In seeking to win the intramural fight on the left, both union and reform Democrats have taken to one-upping each other by staking out positions farther and farther left on hot-button cultural issues. As they’ve done so, reformers have seemingly gone out of their way to alienate Republicans. Indeed, today’s reformers have been engaged in noteworthy efforts to soften school discipline, conscript schools into progressive battles over sexual orientation and gender identity, and enlist schools as outspoken advocates for DACA and critics of ICE.

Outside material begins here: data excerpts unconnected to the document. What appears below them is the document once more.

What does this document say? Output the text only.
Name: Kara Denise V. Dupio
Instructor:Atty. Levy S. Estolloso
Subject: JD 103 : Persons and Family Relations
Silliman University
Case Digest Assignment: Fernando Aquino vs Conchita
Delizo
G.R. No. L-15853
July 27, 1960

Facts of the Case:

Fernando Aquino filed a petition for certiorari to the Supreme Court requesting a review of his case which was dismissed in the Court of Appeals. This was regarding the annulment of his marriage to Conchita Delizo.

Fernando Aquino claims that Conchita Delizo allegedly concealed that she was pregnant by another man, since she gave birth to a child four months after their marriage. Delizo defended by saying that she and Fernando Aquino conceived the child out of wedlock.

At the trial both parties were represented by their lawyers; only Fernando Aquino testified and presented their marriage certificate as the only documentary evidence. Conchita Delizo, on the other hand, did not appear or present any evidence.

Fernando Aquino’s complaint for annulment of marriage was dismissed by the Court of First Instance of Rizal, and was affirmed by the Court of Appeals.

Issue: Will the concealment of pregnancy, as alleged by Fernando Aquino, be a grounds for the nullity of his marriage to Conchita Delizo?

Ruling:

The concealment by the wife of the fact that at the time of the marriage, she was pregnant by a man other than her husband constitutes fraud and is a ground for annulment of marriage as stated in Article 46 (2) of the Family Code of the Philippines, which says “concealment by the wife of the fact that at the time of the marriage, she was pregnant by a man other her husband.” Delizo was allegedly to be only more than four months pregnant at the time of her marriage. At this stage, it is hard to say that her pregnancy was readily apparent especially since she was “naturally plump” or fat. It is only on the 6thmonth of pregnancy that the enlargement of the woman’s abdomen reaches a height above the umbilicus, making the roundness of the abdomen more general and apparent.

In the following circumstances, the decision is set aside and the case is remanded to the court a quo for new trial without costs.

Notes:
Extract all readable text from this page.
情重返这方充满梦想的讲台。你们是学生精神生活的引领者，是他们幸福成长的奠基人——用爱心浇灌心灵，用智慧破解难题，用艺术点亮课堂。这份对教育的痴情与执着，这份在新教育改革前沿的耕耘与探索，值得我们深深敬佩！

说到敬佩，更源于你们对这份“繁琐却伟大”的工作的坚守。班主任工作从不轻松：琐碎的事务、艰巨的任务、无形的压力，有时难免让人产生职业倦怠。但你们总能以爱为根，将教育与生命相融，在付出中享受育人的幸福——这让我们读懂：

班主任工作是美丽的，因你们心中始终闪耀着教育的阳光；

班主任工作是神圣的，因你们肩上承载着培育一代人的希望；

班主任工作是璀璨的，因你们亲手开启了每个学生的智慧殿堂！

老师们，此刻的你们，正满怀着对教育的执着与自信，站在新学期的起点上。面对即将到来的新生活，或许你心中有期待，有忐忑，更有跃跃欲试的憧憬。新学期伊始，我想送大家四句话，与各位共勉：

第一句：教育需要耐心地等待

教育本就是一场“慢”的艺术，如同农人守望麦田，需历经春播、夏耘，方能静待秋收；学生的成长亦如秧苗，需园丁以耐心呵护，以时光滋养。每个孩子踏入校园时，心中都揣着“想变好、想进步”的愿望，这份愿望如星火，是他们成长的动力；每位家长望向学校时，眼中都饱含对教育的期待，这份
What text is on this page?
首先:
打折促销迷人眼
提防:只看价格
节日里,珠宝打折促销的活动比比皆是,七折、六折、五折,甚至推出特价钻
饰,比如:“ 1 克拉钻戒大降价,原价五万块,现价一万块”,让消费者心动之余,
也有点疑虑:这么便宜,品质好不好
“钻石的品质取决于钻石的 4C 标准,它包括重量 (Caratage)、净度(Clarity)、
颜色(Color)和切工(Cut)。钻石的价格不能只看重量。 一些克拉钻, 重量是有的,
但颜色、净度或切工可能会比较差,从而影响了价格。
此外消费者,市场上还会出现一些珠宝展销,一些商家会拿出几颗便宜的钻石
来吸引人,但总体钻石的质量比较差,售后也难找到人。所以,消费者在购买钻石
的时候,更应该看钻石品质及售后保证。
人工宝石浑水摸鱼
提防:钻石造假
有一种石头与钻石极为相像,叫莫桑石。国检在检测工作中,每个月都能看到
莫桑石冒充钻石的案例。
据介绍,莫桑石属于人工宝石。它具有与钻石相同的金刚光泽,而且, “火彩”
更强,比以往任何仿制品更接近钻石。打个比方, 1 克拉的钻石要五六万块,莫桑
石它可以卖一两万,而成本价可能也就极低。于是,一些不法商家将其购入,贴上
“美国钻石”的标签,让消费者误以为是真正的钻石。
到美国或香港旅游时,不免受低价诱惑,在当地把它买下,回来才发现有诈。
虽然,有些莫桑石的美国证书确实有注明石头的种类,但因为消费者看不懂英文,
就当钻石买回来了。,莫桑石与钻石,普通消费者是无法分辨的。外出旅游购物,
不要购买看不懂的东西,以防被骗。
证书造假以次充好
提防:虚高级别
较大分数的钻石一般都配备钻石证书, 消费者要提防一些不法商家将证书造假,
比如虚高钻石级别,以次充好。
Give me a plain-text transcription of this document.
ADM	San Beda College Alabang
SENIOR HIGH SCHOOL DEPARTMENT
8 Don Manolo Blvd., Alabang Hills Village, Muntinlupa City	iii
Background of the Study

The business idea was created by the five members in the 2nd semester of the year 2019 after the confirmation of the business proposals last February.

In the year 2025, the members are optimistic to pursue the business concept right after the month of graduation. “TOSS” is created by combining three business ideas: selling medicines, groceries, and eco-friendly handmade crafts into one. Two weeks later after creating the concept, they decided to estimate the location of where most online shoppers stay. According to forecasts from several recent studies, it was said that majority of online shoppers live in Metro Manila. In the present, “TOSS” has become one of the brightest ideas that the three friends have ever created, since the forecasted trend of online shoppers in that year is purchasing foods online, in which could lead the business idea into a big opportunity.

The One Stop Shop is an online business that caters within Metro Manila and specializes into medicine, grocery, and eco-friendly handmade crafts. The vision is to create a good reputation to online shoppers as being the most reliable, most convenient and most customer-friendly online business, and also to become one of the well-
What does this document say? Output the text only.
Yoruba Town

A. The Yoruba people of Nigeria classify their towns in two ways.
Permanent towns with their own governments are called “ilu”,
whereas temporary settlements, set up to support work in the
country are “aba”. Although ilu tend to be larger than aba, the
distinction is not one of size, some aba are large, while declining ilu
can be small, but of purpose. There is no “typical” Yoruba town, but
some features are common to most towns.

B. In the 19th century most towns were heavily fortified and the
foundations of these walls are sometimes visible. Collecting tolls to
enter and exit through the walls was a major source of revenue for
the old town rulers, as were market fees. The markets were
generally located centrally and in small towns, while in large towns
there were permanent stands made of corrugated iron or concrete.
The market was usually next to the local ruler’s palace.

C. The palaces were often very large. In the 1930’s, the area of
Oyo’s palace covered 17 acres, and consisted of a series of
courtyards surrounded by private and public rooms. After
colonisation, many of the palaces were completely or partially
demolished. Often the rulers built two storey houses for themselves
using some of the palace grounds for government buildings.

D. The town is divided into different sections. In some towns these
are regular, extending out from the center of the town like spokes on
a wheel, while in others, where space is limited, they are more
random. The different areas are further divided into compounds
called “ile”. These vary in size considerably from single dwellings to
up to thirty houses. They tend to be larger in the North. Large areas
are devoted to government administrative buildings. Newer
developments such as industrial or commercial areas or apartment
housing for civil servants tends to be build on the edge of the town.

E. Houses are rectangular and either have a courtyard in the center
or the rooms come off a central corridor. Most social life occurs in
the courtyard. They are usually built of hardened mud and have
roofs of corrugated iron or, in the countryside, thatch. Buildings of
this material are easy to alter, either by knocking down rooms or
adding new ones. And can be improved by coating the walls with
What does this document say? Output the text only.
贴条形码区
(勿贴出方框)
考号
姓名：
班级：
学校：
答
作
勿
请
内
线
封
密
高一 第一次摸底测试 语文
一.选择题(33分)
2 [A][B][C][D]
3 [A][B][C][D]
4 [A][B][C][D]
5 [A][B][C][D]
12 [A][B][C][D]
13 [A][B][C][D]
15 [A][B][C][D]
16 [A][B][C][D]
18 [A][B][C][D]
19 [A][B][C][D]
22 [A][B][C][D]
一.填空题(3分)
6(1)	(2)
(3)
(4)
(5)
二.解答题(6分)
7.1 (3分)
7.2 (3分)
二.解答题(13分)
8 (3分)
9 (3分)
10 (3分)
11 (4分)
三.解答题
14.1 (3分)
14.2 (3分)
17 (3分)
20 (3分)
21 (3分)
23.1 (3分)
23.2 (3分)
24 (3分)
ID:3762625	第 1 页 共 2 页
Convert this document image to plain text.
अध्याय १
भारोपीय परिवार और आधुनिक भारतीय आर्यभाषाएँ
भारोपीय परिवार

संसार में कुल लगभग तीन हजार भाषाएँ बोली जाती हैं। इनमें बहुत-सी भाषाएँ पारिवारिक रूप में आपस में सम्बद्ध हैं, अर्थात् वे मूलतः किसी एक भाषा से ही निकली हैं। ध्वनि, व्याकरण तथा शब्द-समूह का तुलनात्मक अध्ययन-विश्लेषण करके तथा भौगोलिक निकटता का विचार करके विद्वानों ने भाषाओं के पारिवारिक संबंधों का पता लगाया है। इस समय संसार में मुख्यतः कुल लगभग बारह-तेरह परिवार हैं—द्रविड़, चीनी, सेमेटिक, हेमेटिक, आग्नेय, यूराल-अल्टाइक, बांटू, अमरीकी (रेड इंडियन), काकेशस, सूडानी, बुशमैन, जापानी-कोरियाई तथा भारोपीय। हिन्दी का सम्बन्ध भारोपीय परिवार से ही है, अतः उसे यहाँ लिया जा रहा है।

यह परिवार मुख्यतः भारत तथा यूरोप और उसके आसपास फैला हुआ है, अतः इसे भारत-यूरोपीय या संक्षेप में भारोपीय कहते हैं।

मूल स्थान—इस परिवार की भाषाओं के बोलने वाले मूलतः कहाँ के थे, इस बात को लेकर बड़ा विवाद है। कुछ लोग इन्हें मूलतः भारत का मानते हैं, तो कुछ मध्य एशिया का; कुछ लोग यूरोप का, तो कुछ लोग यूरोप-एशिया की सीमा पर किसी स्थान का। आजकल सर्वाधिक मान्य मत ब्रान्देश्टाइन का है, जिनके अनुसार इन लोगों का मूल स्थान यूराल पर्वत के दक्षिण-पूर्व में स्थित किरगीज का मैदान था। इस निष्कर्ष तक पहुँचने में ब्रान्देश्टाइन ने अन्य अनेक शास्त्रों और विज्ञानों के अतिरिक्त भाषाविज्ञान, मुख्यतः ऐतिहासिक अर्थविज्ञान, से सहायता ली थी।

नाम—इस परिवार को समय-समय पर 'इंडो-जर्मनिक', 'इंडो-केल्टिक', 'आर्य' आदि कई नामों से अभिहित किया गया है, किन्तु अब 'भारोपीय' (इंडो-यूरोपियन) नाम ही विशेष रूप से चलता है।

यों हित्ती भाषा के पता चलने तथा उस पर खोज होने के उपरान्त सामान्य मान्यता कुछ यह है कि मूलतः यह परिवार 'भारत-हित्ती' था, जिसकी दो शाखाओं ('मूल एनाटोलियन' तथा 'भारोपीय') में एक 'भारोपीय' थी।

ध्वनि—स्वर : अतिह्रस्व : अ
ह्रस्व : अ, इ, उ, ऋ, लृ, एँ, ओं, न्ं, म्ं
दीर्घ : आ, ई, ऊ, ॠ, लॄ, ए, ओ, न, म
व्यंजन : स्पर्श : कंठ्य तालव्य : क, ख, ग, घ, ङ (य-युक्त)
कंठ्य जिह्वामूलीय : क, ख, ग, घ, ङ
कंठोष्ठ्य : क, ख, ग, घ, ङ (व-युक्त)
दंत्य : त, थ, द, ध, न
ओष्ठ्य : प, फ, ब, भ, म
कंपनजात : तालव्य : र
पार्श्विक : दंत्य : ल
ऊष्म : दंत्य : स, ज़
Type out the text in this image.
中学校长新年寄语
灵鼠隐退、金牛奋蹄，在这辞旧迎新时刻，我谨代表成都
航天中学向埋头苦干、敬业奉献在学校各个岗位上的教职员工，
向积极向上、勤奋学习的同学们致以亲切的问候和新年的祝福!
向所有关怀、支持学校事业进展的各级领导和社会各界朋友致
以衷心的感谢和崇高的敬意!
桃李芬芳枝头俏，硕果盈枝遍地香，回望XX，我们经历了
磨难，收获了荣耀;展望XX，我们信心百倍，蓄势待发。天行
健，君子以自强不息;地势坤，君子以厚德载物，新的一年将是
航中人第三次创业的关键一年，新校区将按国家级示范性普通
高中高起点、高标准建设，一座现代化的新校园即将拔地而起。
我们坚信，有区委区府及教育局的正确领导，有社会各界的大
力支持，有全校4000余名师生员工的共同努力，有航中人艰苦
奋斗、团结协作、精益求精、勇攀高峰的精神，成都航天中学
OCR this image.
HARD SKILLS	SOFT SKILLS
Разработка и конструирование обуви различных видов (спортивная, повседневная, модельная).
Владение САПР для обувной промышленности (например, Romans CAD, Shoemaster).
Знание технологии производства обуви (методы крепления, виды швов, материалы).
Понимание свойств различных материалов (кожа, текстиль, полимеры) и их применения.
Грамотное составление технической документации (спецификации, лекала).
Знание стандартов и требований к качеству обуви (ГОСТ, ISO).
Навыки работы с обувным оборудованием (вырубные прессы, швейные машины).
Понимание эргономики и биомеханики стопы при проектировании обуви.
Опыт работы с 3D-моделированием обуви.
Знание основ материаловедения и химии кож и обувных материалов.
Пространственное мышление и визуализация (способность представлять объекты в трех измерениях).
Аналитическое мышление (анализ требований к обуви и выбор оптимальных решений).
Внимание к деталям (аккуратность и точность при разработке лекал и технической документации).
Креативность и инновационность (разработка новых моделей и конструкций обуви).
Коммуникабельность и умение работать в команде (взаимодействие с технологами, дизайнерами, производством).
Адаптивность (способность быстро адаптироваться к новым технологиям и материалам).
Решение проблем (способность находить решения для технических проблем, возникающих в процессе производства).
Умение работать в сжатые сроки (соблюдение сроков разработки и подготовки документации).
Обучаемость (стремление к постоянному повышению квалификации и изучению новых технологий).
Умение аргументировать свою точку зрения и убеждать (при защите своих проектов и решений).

All this has absorbed time and energy that could otherwise be devoted to more promising school-improvement efforts. Meanwhile, given that education policy is mostly shaped in the states, and that most statehouses have been red or purple during the past decade, it’s no surprise that it’s proven to be a lousy political strategy.

In a bitter (if ironic) twist, the shift has fostered a politically correct monoculture that has made it tough for reformers to notice or address the problems now infecting their movement. If school reform is to get back on track, would-be reformers need to rethink the nature of their coalition. Republicans need to get back in the game, of course, but it’s hard for them to do so when their potential partners are busy demonizing their views and values.

In short, winning coalitions aren’t formed by belittling potential partners; they’re built by participants who identify shared goals and together find opportunities to advance those goals. Whether a decade of stagnant academic outcomes is enough to prod reformers to do that, and whether doing that will be enough to get the movement back on track, remain open questions.

Jay P. Greene is the chair of the Department of Education Reform at the University of Arkansas. Frederick M. Hess is the director of education-policy studies at the American Enterprise Institute.